The IEEE Computer Society devoted their November magazine issue to "Simplicity in IT". Simplicity is a desirable trait, but I have found that one cannot measure it. Instead, one must measure its opposite: complexity.

Some qualities cannot be measured. I learned this lesson as a sysadmin, managing disk space for multiple users and groups. We had large but finite disk resources (resources are always finite), shared by different teams. Despite the large disk resources, the combined usage of the teams exceeded our resources -- in other words, we "ran out of free space". My job was to figure out "where the space had gone".

I quickly learned that the goal of "where the space had gone" was the wrong one. It is impossible to measure, because space doesn't "go" anywhere. I substituted new metrics: who is using space, and how much, and how does that compare to their usage last week? These were possible to measure, and more useful. A developer who uses more than four times the next developer, and more than ten times the average developer is (probably) working inefficiently.

The metric "disk space used by developer" is measurable. The metric "change in usage from last week" is also measurable. In contrast, the metric "where did the unallocated space go" is not.

The measure of simplicity is similar. Instead of measuring simplicity, measure the opposite: complexity. Instead of asking "why is our application (or code, or UI, or database schema) not simple?", ask instead "where is the complexity?"

Complexity in source code can be easily measured. There are a number of commercial tools, a number of open source tools, and I have written a few tools for my own use. Anyone who wants to measure the complexity of their system has tools available to them.

Measuring the change in complexity (such as the change from one week to the next) involves taking measurements at one time and storing them, then taking measurements at a later time and comparing them against the earlier measurements.
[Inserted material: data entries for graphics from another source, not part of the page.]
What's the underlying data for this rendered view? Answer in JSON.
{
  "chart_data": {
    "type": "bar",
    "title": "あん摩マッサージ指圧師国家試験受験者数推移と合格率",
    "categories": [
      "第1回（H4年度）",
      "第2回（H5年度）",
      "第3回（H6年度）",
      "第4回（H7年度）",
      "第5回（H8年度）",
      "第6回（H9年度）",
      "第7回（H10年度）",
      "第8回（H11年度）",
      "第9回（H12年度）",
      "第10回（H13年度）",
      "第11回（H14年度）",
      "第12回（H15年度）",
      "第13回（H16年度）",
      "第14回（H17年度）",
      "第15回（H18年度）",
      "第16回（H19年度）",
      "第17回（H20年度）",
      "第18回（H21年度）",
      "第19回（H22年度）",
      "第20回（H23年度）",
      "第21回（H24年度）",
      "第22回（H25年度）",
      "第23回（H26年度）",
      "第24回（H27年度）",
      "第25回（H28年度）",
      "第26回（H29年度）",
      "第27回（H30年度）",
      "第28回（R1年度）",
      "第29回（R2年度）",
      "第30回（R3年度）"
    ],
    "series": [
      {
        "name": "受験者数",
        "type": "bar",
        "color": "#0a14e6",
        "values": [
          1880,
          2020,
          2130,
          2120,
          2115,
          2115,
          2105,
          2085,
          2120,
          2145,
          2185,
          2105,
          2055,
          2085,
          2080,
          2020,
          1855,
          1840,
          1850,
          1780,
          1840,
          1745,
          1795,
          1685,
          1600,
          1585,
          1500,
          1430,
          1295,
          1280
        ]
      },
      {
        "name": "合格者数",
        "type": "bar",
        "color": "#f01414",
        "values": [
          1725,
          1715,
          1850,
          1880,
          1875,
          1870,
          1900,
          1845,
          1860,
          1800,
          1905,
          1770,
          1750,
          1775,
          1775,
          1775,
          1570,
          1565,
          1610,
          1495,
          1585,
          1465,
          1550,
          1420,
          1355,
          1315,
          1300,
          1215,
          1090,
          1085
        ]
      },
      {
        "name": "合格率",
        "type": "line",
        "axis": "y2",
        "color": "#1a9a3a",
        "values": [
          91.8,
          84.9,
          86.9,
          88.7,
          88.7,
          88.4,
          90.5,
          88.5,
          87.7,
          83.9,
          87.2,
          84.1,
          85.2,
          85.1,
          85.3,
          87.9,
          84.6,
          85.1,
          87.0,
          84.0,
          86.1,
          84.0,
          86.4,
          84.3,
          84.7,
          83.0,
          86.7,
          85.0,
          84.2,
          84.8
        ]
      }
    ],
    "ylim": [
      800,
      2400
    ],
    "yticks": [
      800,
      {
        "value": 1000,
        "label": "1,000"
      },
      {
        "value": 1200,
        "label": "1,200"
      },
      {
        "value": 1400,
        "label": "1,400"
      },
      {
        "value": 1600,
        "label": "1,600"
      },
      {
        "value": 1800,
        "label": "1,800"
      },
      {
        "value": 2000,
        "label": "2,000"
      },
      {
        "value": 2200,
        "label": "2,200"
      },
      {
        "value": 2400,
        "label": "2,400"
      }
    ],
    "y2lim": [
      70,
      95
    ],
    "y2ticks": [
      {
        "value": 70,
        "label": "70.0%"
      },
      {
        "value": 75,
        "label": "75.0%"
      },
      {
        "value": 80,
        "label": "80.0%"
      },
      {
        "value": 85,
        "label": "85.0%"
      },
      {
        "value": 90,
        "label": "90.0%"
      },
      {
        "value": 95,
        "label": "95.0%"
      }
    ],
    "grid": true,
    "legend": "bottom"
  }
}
That is a little more complex that merely taking measurements, but not much more complicated.

Identifying the complex areas of your system give you an indicator. It shows you the sections of your system that you must change to achieve simplicity. That work may be easy, or may be difficult; a measure of complexity merely points to the problem areas.

* * * *

When I measure code, I measure the following:

  • Lines of code
  • Source lines of code (non-comments)
  • Cyclomatic complexity
  • Boolean constants
  • Number of directly referenced classes
  • Number of indirectly referenced classes
  • Number of directly dependent classes
  • Number of indirectly dependent classes
  • Class interface complexity (a count of member variables and public functions)

I find that these metrics let me quickly identify the "problem classes" -- the classes that cause the most defects. I can work on those classes and simplify the system.